Yuri Dmitriev's real crime, according to activists, was dedicating himself to documenting Stalin's 1937-38 Great Terror and discovering a mass grave with up to 9,000 bodies dating from the period.
A Russian gulag historian was on Thursday acquitted of child pornography charges and released in a move supporters hailed as a rare victory for the country's embattled rights activists.
Dmitriyev, whose trial sparked an outcry from rights activists and liberals, spent decades locating and exhuming mass graves of people killed under Soviet dictator Joseph Stalin's rule.
Activists have said the case against him was an attempt by authorities to muzzle the outspoken historian who has called attention to one of the darkest chapters in Russia's history.

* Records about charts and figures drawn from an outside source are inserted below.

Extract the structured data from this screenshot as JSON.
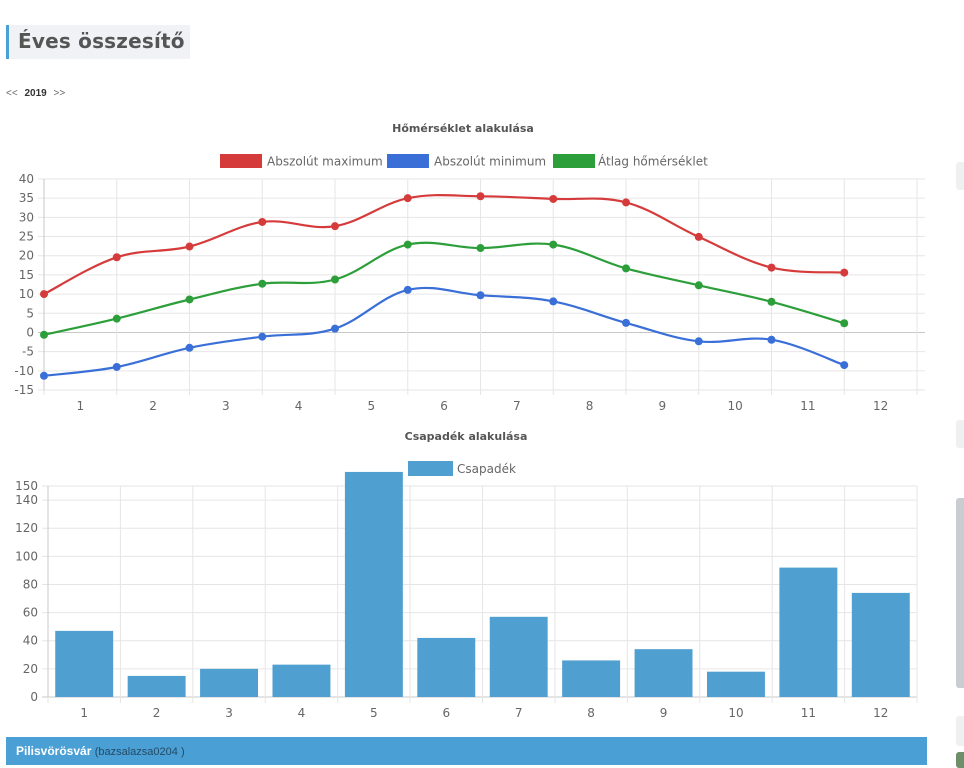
{
  "page": {
    "title": "Éves összesítő"
  },
  "year_nav": {
    "prev": "<<",
    "year": "2019",
    "next": ">>"
  },
  "chart_data": [
    {
      "type": "line",
      "title": "Hőmérséklet alakulása",
      "categories": [
        "1",
        "2",
        "3",
        "4",
        "5",
        "6",
        "7",
        "8",
        "9",
        "10",
        "11",
        "12"
      ],
      "series": [
        {
          "name": "Abszolút maximum",
          "color": "#d63b3b",
          "values": [
            10,
            19.6,
            22.4,
            28.8,
            27.7,
            35,
            35.5,
            34.8,
            33.9,
            24.9,
            16.9,
            15.6
          ]
        },
        {
          "name": "Abszolút minimum",
          "color": "#3a6fd8",
          "values": [
            -11.3,
            -9,
            -4,
            -1.1,
            1,
            11.1,
            9.7,
            8.1,
            2.5,
            -2.3,
            -1.9,
            -8.5
          ]
        },
        {
          "name": "Átlag hőmérséklet",
          "color": "#2c9f3a",
          "values": [
            -0.6,
            3.6,
            8.6,
            12.7,
            13.8,
            22.9,
            22,
            22.9,
            16.7,
            12.3,
            8,
            2.4
          ]
        }
      ],
      "yticks": [
        40,
        35,
        30,
        25,
        20,
        15,
        10,
        5,
        0,
        -5,
        -10,
        -15
      ],
      "ylim": [
        -15,
        40
      ]
    },
    {
      "type": "bar",
      "title": "Csapadék alakulása",
      "categories": [
        "1",
        "2",
        "3",
        "4",
        "5",
        "6",
        "7",
        "8",
        "9",
        "10",
        "11",
        "12"
      ],
      "series": [
        {
          "name": "Csapadék",
          "color": "#4f9fd1",
          "values": [
            47,
            15,
            20,
            23,
            160,
            42,
            57,
            26,
            34,
            18,
            92,
            74
          ]
        }
      ],
      "yticks": [
        150,
        140,
        120,
        100,
        80,
        60,
        40,
        20,
        0
      ],
      "ylim": [
        0,
        150
      ]
    }
  ],
  "station": {
    "name": "Pilisvörösvár",
    "user": "(bazsalazsa0204 )"
  }
}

His real crime, they said, was dedicating himself to documenting Stalin's 1937-38 Great Terror, in which nearly 700,000 people were executed, according to conservative official estimates.
Dmitriev found a mass grave with up to 9,000 bodies dating from the period.
"I am free," shouted historian Yury Dmitriyev after he was released in the courtroom following a closed-door hearing in the northwestern city of Petrozavodsk. His controversial trial prompted an outcry from rights activists and liberals.
One of his daughters, Yekaterina, greeted her father in tears as supporters shouted "hurray."
Dmitriyev, who had spent more than a year in pre-trial detention, was however found guilty of firearm possession and released on conditions that will limit his freedom for the next three months.
He was handed a sentence of two-and-a-half years' "restricted freedom" – but he only has three months left due to the time he spent in pre-trial detention, defence lawyer Viktor Anufriyev told reporters.
The 62-year-old, who is the head of rights group Memorial's branch in the northwestern Karelia region, called the ruling "just".
"Because nothing bad had happened," he said.
He said the authorities could not simply let him walk free after the high-profile trial, describing the firearm he was convicted of possessing as a fragment of "scrap metal" he had found some 20 years ago.
Prosecutors had requested nine years in a "harsh regime" colony for the outspoken activist.
The case centred on naked photographs of Dmitriyev's then pre-teen adopted daughter Natalya seized during a search of his home after an anonymous tip-off to police.
Dmitriyev's defence said the photographs were taken to track the girl's improvement as she recovered from malnutrition.
Observers had expected the verdict to serve as a barometer for the country's direction under the fourth Kremlin term of President Vladimir Putin, who extended his rule until 2024 in an election last month.
Many had not expected an acquittal.
Oleg Orlov, a senior director at Memorial, hailed the ruling as a rare victory for civil society.
"In Russia, society needs to make colossal efforts to achieve a just verdict," he said.
Anatoly Razumov, a historian who researched Soviet-era purges, said the ruling would send a clear signal to those who had wanted to muzzle the historian.
"Those who were behind this will understand that it's not that easy to overpower us," he said. "It was a complicated, far-reaching case, and we've won."
In a statement released before the announcement of the verdict, top rights activists including Lyudmila Alexeyeva, head of the Moscow Helsinki Group, pointed to multiple procedural violations.
"Dmitriyev's actions did not exceed the scope of normal parental care over his child's development and health," they said.
Dmitriyev was arrested in late 2016 and spent more than a year in pre-trial detention before being released in January after calls from prominent figures for him to be freed.
Experts who last examined the pictures of Dmitriyev's adopted daughter concluded that they were not pornographic but the prosecution disagreed, his defence team said.
Dear dad, I miss you
Instead of making a speech in his defence last week, Dmitriyev read out in court a letter Natalya, 12, sent to him while he was in pre-trial detention.
"Dear dad, I miss you very much. I am hoping that you will be released soon," said the handwritten letter, a copy of which was published by Novaya Gazeta.
"Love you with all my heart," said the letter decorated with red hearts.
The girl now lives with her grandmother, who originally sent the child to an orphanage before the historian adopted her.
Dmitriyev helped open the Sandarmokh memorial in a pine forest in Karelia in memory of thousands of victims – including many foreigners – executed in 1937 and 1938.
He was released from pre-trial detention in January after prominent figures including Natalia Solzhenitsyna, the widow of the Nobel Prize-winning author Alexander Solzhenitsyn, urged that he be freed.
Rights groups have accused Putin of seeking to whitewash Stalin's crimes amid patriotic fervour whipped up by state propaganda.
Historians estimate about one million people perished in Stalin's Great Purge in the 1930s, out of around 20 million who died under his three-decade rule before his death in 1953.